Before we get into a deep dive into the changing position of the orthodontist, it’s probably a good idea to refresh our memory on who they are. This will be for the good of all of us who are first meeting them. Orthodontists, as it turns out, are dental surgeons who deal with tooth alignment problems. It’s worth remembering at this stage that teeth, like all other parts of the body, are attached to other parts of the body, specifically the jaws and the maxilla bones. Now, how the teeth protrude from these other supporting sections has a lot to do with how well they’re aligned. View Meschke Orthodontics – Wichita.
To be honest, only a few people have what can be described as perfect tooth alignment; that is, if we can agree on what we mean by “perfect.” This is normal; after all, only a few of us have perfect postures or complexions. We don’t mind flaws as long as they’re within a reasonable range. However, if they are outside of that range (or if we persuade ourselves that they are, even if they aren’t), we will become distressed and seek ways to fix them. This is where orthodontists come in: as the professionals to see whether you believe your teeth are seriously misaligned and need to be corrected.
Before we go any further, it’s worth remembering that in some situations, the imperfection of teeth alignment can be so serious that it creates functional problems in the lives of those who are affected (that is, beyond the aesthetic concerns). This is similar to when the misalignment of teeth is severe enough to make chewing food difficult or speech difficult. Orthodontists were traditionally called in at this stage to correct serious teeth alignment issues that were literally interfering with the lives of the people with whom they were present. The average orthodontist (of which there were few in those days) would spend his or her days jumping between hospitals, treating patients with serious misalignment issues, usually children. That was how the orthodontists spent the majority of their time.
Of course, orthodontists are also concerned with the correction of teeth alignment problems that impact things like speech and chewing in the people with whom they work today.
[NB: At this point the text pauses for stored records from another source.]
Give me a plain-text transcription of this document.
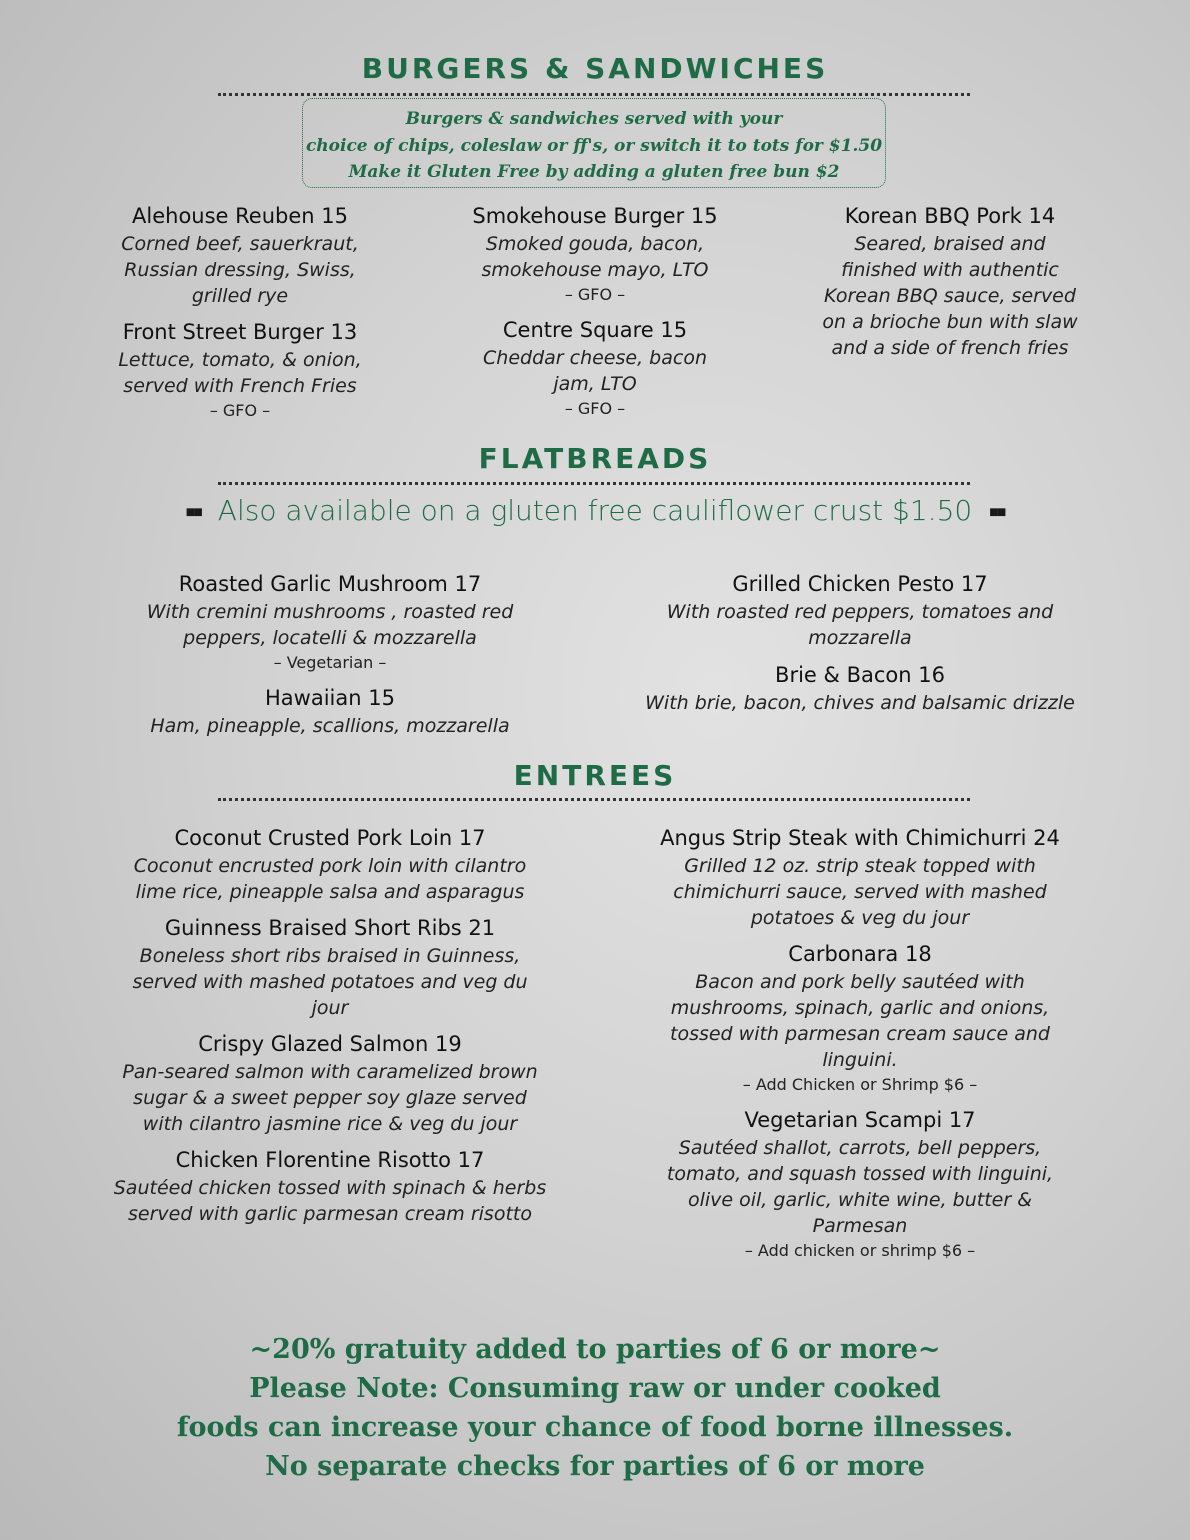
BURGERS & SANDWICHES
Burgers & sandwiches served with your
choice of chips, coleslaw or ff's, or switch it to tots for $1.50
Make it Gluten Free by adding a gluten free bun $2
Alehouse Reuben 15
Corned beef, sauerkraut,
Russian dressing, Swiss,
grilled rye
Front Street Burger 13
Lettuce, tomato, & onion,
served with French Fries
– GFO –
Smokehouse Burger 15
Smoked gouda, bacon,
smokehouse mayo, LTO
– GFO –
Centre Square 15
Cheddar cheese, bacon
jam, LTO
– GFO –
Korean BBQ Pork 14
Seared, braised and
finished with authentic
Korean BBQ sauce, served
on a brioche bun with slaw
and a side of french fries
FLATBREADS
■■ Also available on a gluten free cauliflower crust $1.50 ■■
Roasted Garlic Mushroom 17
With cremini mushrooms , roasted red
peppers, locatelli & mozzarella
– Vegetarian –
Hawaiian 15
Ham, pineapple, scallions, mozzarella
Grilled Chicken Pesto 17
With roasted red peppers, tomatoes and
mozzarella
Brie & Bacon 16
With brie, bacon, chives and balsamic drizzle
ENTREES
Coconut Crusted Pork Loin 17
Coconut encrusted pork loin with cilantro
lime rice, pineapple salsa and asparagus
Guinness Braised Short Ribs 21
Boneless short ribs braised in Guinness,
served with mashed potatoes and veg du
jour
Crispy Glazed Salmon 19
Pan-seared salmon with caramelized brown
sugar & a sweet pepper soy glaze served
with cilantro jasmine rice & veg du jour
Chicken Florentine Risotto 17
Sautéed chicken tossed with spinach & herbs
served with garlic parmesan cream risotto
Angus Strip Steak with Chimichurri 24
Grilled 12 oz. strip steak topped with
chimichurri sauce, served with mashed
potatoes & veg du jour
Carbonara 18
Bacon and pork belly sautéed with
mushrooms, spinach, garlic and onions,
tossed with parmesan cream sauce and
linguini.
– Add Chicken or Shrimp $6 –
Vegetarian Scampi 17
Sautéed shallot, carrots, bell peppers,
tomato, and squash tossed with linguini,
olive oil, garlic, white wine, butter &
Parmesan
– Add chicken or shrimp $6 –
~20% gratuity added to parties of 6 or more~
Please Note: Consuming raw or under cooked
foods can increase your chance of food borne illnesses.
No separate checks for parties of 6 or more
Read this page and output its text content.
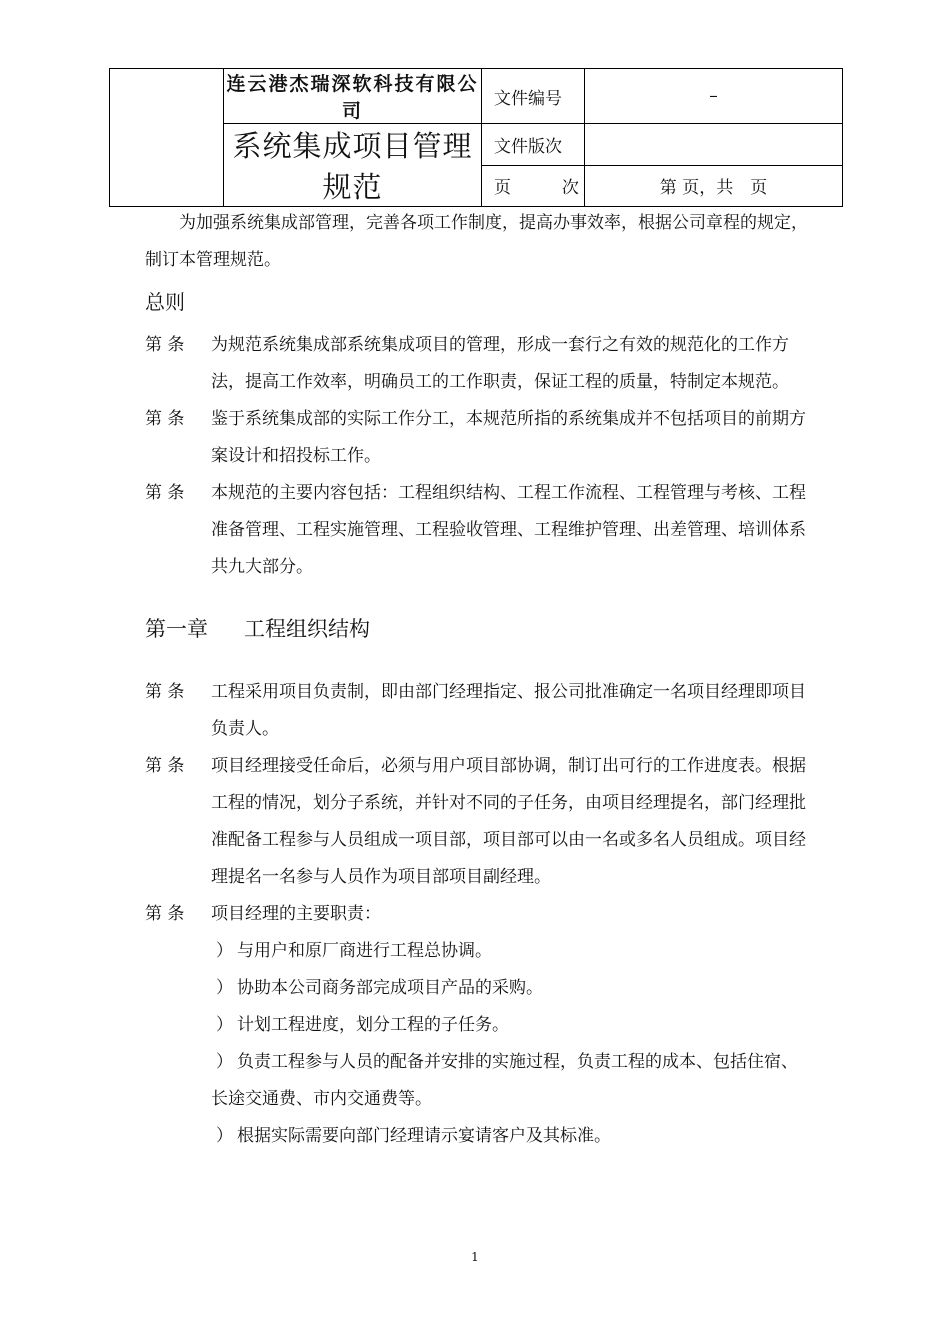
	连云港杰瑞深软科技有限公司	文件编号	–
	系统集成项目管理规范	文件版次	
		页 次	第 页，共　页

为加强系统集成部管理，完善各项工作制度，提高办事效率，根据公司章程的规定，制订本管理规范。

总则
第 条	为规范系统集成部系统集成项目的管理，形成一套行之有效的规范化的工作方法，提高工作效率，明确员工的工作职责，保证工程的质量，特制定本规范。
第 条	鉴于系统集成部的实际工作分工，本规范所指的系统集成并不包括项目的前期方案设计和招投标工作。
第 条	本规范的主要内容包括：工程组织结构、工程工作流程、工程管理与考核、工程准备管理、工程实施管理、工程验收管理、工程维护管理、出差管理、培训体系共九大部分。
第一章 工程组织结构
第 条	工程采用项目负责制，即由部门经理指定、报公司批准确定一名项目经理即项目负责人。
第 条	项目经理接受任命后，必须与用户项目部协调，制订出可行的工作进度表。根据工程的情况，划分子系统，并针对不同的子任务，由项目经理提名，部门经理批准配备工程参与人员组成一项目部，项目部可以由一名或多名人员组成。项目经理提名一名参与人员作为项目部项目副经理。
第 条	项目经理的主要职责：
） 与用户和原厂商进行工程总协调。
） 协助本公司商务部完成项目产品的采购。
） 计划工程进度，划分工程的子任务。
） 负责工程参与人员的配备并安排的实施过程，负责工程的成本、包括住宿、长途交通费、市内交通费等。
） 根据实际需要向部门经理请示宴请客户及其标准。
1
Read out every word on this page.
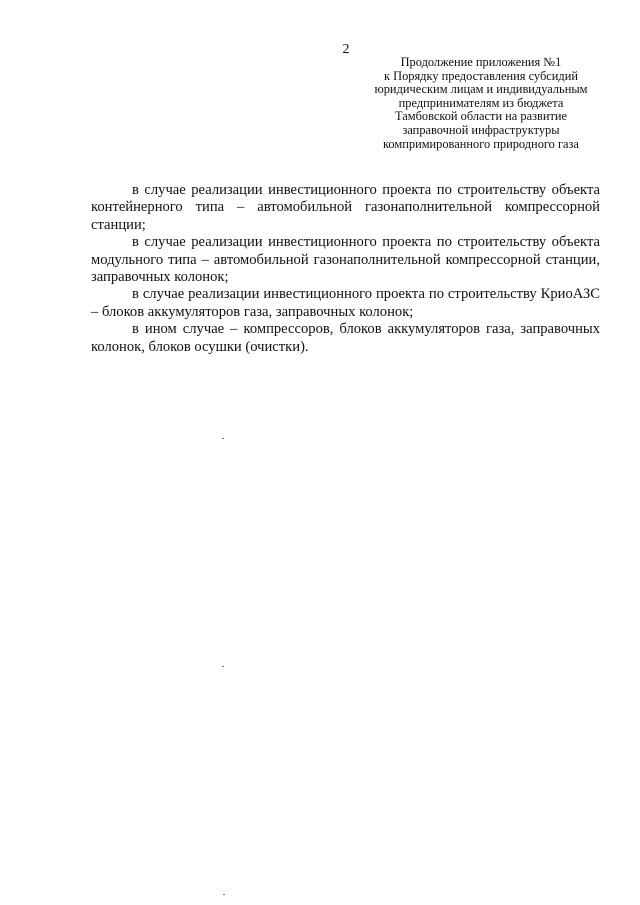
2
Продолжение приложения №1
к Порядку предоставления субсидий
юридическим лицам и индивидуальным
предпринимателям из бюджета
Тамбовской области на развитие
заправочной инфраструктуры
компримированного природного газа

в случае реализации инвестиционного проекта по строительству объекта контейнерного типа – автомобильной газонаполнительной компрессорной станции;

в случае реализации инвестиционного проекта по строительству объекта модульного типа – автомобильной газонаполнительной компрессорной станции, заправочных колонок;

в случае реализации инвестиционного проекта по строительству КриоАЗС – блоков аккумуляторов газа, заправочных колонок;

в ином случае – компрессоров, блоков аккумуляторов газа, заправочных колонок, блоков осушки (очистки).
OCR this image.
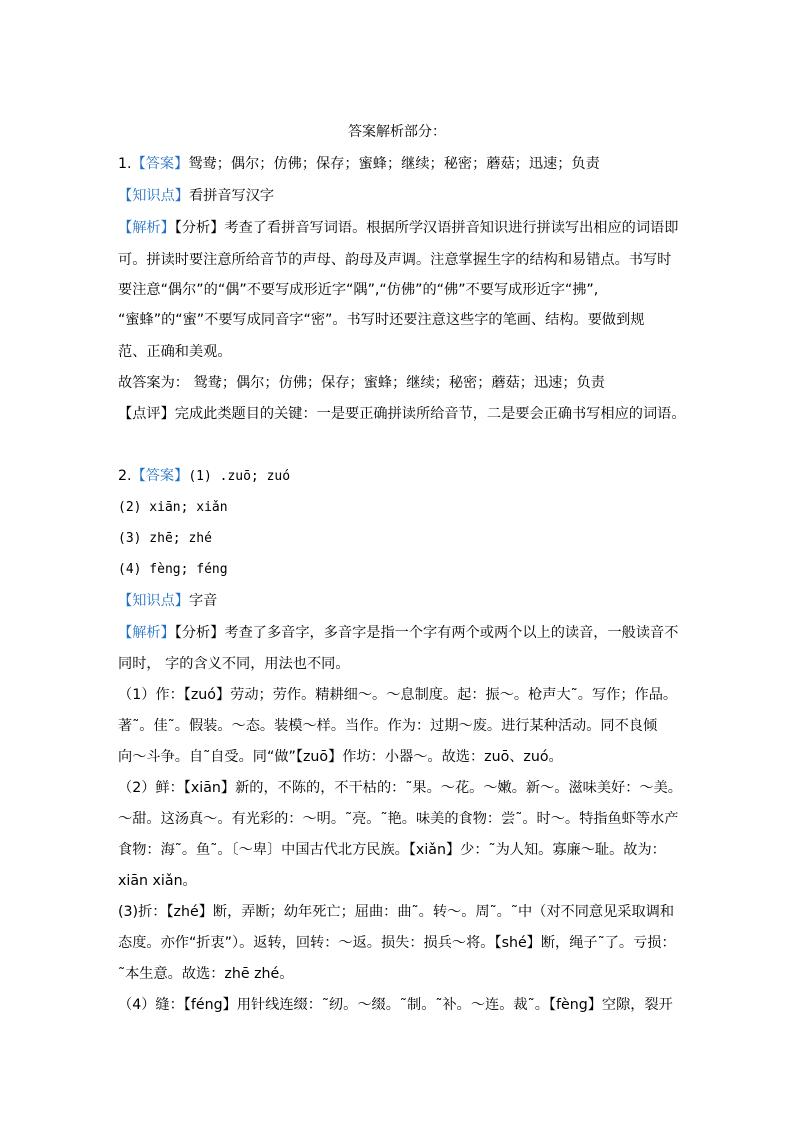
答案解析部分：
1.【答案】鸳鸯；偶尔；仿佛；保存；蜜蜂；继续；秘密；蘑菇；迅速；负责
【知识点】看拼音写汉字
【解析】【分析】考查了看拼音写词语。根据所学汉语拼音知识进行拼读写出相应的词语即
可。拼读时要注意所给音节的声母、韵母及声调。注意掌握生字的结构和易错点。书写时
要注意“偶尔”的“偶”不要写成形近字“隅”,“仿佛”的“佛”不要写成形近字“拂”,
“蜜蜂”的“蜜”不要写成同音字“密”。书写时还要注意这些字的笔画、结构。要做到规
范、正确和美观。
故答案为： 鸳鸯；偶尔；仿佛；保存；蜜蜂；继续；秘密；蘑菇；迅速；负责
【点评】完成此类题目的关键：一是要正确拼读所给音节，二是要会正确书写相应的词语。
2.【答案】(1) .zuō; zuó
(2) xiān; xiǎn
(3) zhē; zhé
(4) fèng; féng
【知识点】字音
【解析】【分析】考查了多音字，多音字是指一个字有两个或两个以上的读音，一般读音不
同时， 字的含义不同，用法也不同。
（1）作：【zuó】劳动；劳作。精耕细～。～息制度。起：振～。枪声大˜。写作；作品。
著˜。佳˜。假装。～态。装模～样。当作。作为：过期～废。进行某种活动。同不良倾
向～斗争。自˜自受。同“做”【zuō】作坊：小器～。故选：zuō、zuó。
（2）鲜：【xiān】新的，不陈的，不干枯的：˜果。～花。～嫩。新～。滋味美好：～美。
～甜。这汤真～。有光彩的：～明。˜亮。˜艳。味美的食物：尝˜。时～。特指鱼虾等水产
食物：海˜。鱼˜。〔～卑〕中国古代北方民族。【xiǎn】少：˜为人知。寡廉～耻。故为：
xiān xiǎn。
(3)折：【zhé】断，弄断；幼年死亡；屈曲：曲˜。转～。周˜。˜中（对不同意见采取调和
态度。亦作“折衷”）。返转，回转：～返。损失：损兵～将。【shé】断，绳子˜了。亏损：
˜本生意。故选：zhē zhé。
（4）缝：【féng】用针线连缀：˜纫。～缀。˜制。˜补。～连。裁˜。【fèng】空隙，裂开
But that task, of correcting major tooth alignment problems that cause chewing and speech difficulties, is far from the one that most orthodontists today perform. In order to give people perfect smiles, the orthodontist is moving into a more involved role, namely, the role of evening out relatively minor teeth alignment issues (for which he would probably not have been called before). In this way, the orthodontist becomes a cosmetic surgeon over time. Today’s orthodontists expend more time on this cosmetic role than on the’more practical’ role of fixing major teeth misalignment problems, which was once their forte. This shift can be attributed, at least in part, to a growing trend in which the world is becoming increasingly image conscious, with even the ‘smallest’ of issues (such as teeth alignment) becoming a major source of concern for many people. At the end of the day, the orthodontist is constantly being called upon to act as a cosmetic dentist, in addition to being more of a “emergency dentist.”